Cheetah’s controller is based on a neural network architecture that uses reinforcement learning to train in a simulation which is later transferred to the real world. The Cheetah’s performance is measured against two benchmarks: (i) an adaptive curriculum on velocity commands and (ii) an online system identification strategy for sim-to-real transfer leveraged from prior work.
This model could accumulate 100 days’ worth of experience on diverse terrains in three hours of actual time. Although this is three times the training time required for the Dreamer model, it is a substantial feat in the field of reinforcement learning.
The future of AI-based robotics
According to the researchers, the Dreamer model approach can solve robot locomotion, manipulation, and navigation tasks without changing hyperparameters. Dreamer taught a quadruped robot to roll off the back, stand up, and walk-in 1 hour from scratch, which previously required extensive training in simulation followed by transfer to the real world or parameterized trajectory generators and given reset policies.

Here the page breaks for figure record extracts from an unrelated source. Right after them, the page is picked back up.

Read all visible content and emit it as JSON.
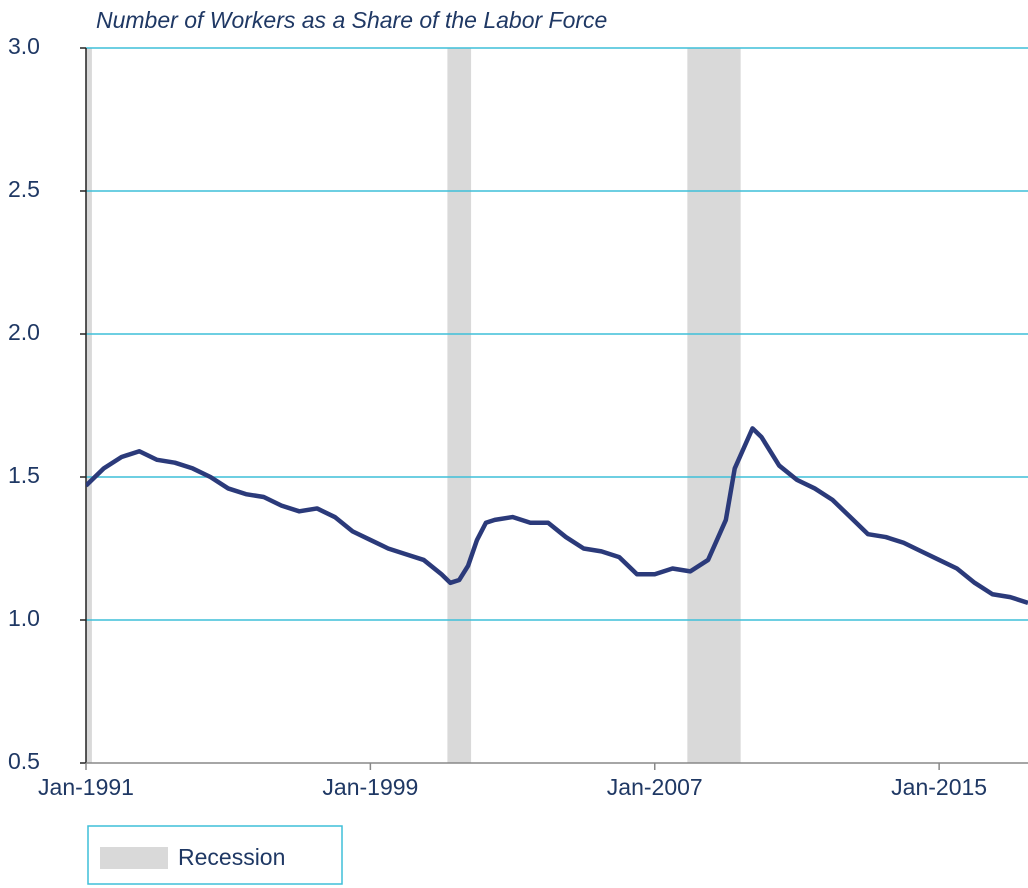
{
  "chart_data": {
    "type": "line",
    "title": "Number of Workers as a Share of the Labor Force",
    "x": [
      "1991-01",
      "1991-07",
      "1992-01",
      "1992-07",
      "1993-01",
      "1993-07",
      "1994-01",
      "1994-07",
      "1995-01",
      "1995-07",
      "1996-01",
      "1996-07",
      "1997-01",
      "1997-07",
      "1998-01",
      "1998-07",
      "1999-01",
      "1999-07",
      "2000-01",
      "2000-07",
      "2001-01",
      "2001-04",
      "2001-07",
      "2001-10",
      "2002-01",
      "2002-04",
      "2002-07",
      "2003-01",
      "2003-07",
      "2004-01",
      "2004-07",
      "2005-01",
      "2005-07",
      "2006-01",
      "2006-07",
      "2007-01",
      "2007-07",
      "2008-01",
      "2008-07",
      "2009-01",
      "2009-04",
      "2009-10",
      "2010-01",
      "2010-07",
      "2011-01",
      "2011-07",
      "2012-01",
      "2012-07",
      "2013-01",
      "2013-07",
      "2014-01",
      "2014-07",
      "2015-01",
      "2015-07",
      "2016-01",
      "2016-07",
      "2017-01",
      "2017-07"
    ],
    "series": [
      {
        "name": "Workers as a share of the labor force",
        "color": "#2b3a7a",
        "values": [
          1.47,
          1.53,
          1.57,
          1.59,
          1.56,
          1.55,
          1.53,
          1.5,
          1.46,
          1.44,
          1.43,
          1.4,
          1.38,
          1.39,
          1.36,
          1.31,
          1.28,
          1.25,
          1.23,
          1.21,
          1.16,
          1.13,
          1.14,
          1.19,
          1.28,
          1.34,
          1.35,
          1.36,
          1.34,
          1.34,
          1.29,
          1.25,
          1.24,
          1.22,
          1.16,
          1.16,
          1.18,
          1.17,
          1.21,
          1.35,
          1.53,
          1.67,
          1.64,
          1.54,
          1.49,
          1.46,
          1.42,
          1.36,
          1.3,
          1.29,
          1.27,
          1.24,
          1.21,
          1.18,
          1.13,
          1.09,
          1.08,
          1.06
        ]
      }
    ],
    "recessions": {
      "name": "Recession",
      "color": "#d9d9d9",
      "periods": [
        [
          "1990-07",
          "1991-03"
        ],
        [
          "2001-03",
          "2001-11"
        ],
        [
          "2007-12",
          "2009-06"
        ]
      ]
    },
    "xlim": [
      "1991-01",
      "2017-07"
    ],
    "xticks": [
      {
        "value": "1991-01",
        "label": "Jan-1991"
      },
      {
        "value": "1999-01",
        "label": "Jan-1999"
      },
      {
        "value": "2007-01",
        "label": "Jan-2007"
      },
      {
        "value": "2015-01",
        "label": "Jan-2015"
      }
    ],
    "ylim": [
      0.5,
      3.0
    ],
    "yticks": [
      {
        "value": 0.5,
        "label": "0.5"
      },
      {
        "value": 1.0,
        "label": "1.0"
      },
      {
        "value": 1.5,
        "label": "1.5"
      },
      {
        "value": 2.0,
        "label": "2.0"
      },
      {
        "value": 2.5,
        "label": "2.5"
      },
      {
        "value": 3.0,
        "label": "3.0"
      }
    ],
    "grid": true
  }
}
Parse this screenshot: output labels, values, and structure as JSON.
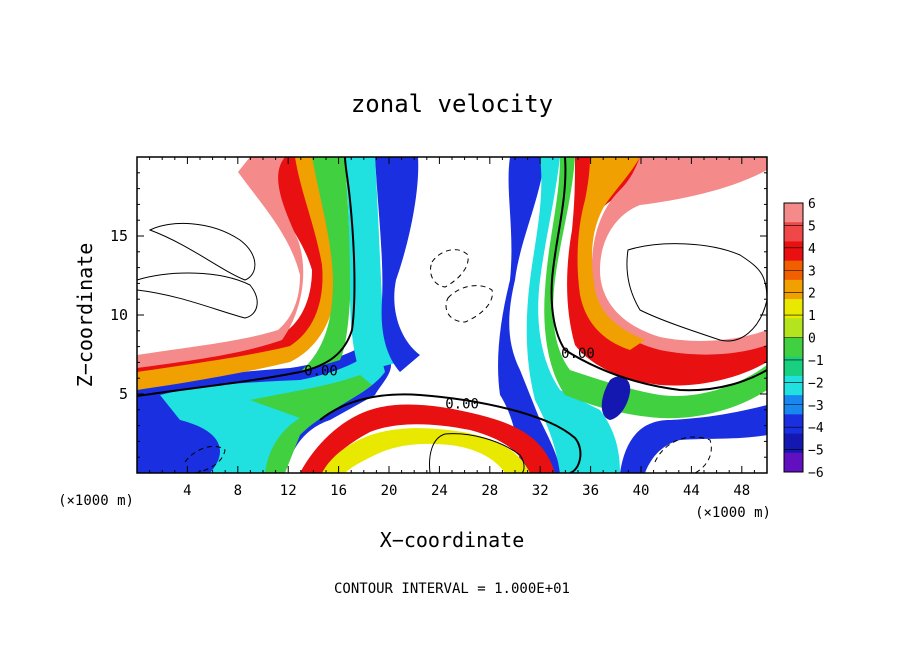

While Dreamer shows promising results, learning on hardware over many hours creates wear-and-tear on robots that may require human intervention or repair. Additionally, more work is required to explore the limits of Dreamer and that of the baselines by training for a longer time.
The Indian robotics ecosystem is abuzz with regular reports of new models. IISc ARTPARK recently conducted a contest to create robots that took on janitorial tasks.
Indiascience.in an initiative of the Department of Science and Technology (DST), Govt of India, states that Robotics is the future as it has the potential to transform every aspect of society. Some leading Indian robotics firms are – Gridbots, an Ahmedabad-based startup that creates robots for a variety of industrial applications; Asimov Tech, the Kerala-based startup that develops robots for the service industry; Planys Technology of Chennai, which is designing robots that cater to underwater tasks.
As part of the ‘AI for India’ initiative launched by the Ministry of Education, the Council for Indian School Certificate Examinations (CISCE) and the Indian Institute of Technology of Delhi (IIT- Delhi) are working on designing a curriculum for schools that include robotics, AI, machine learning, and data science. The curriculum is for grades 9 to 12 in schools affiliated with the CISCE board.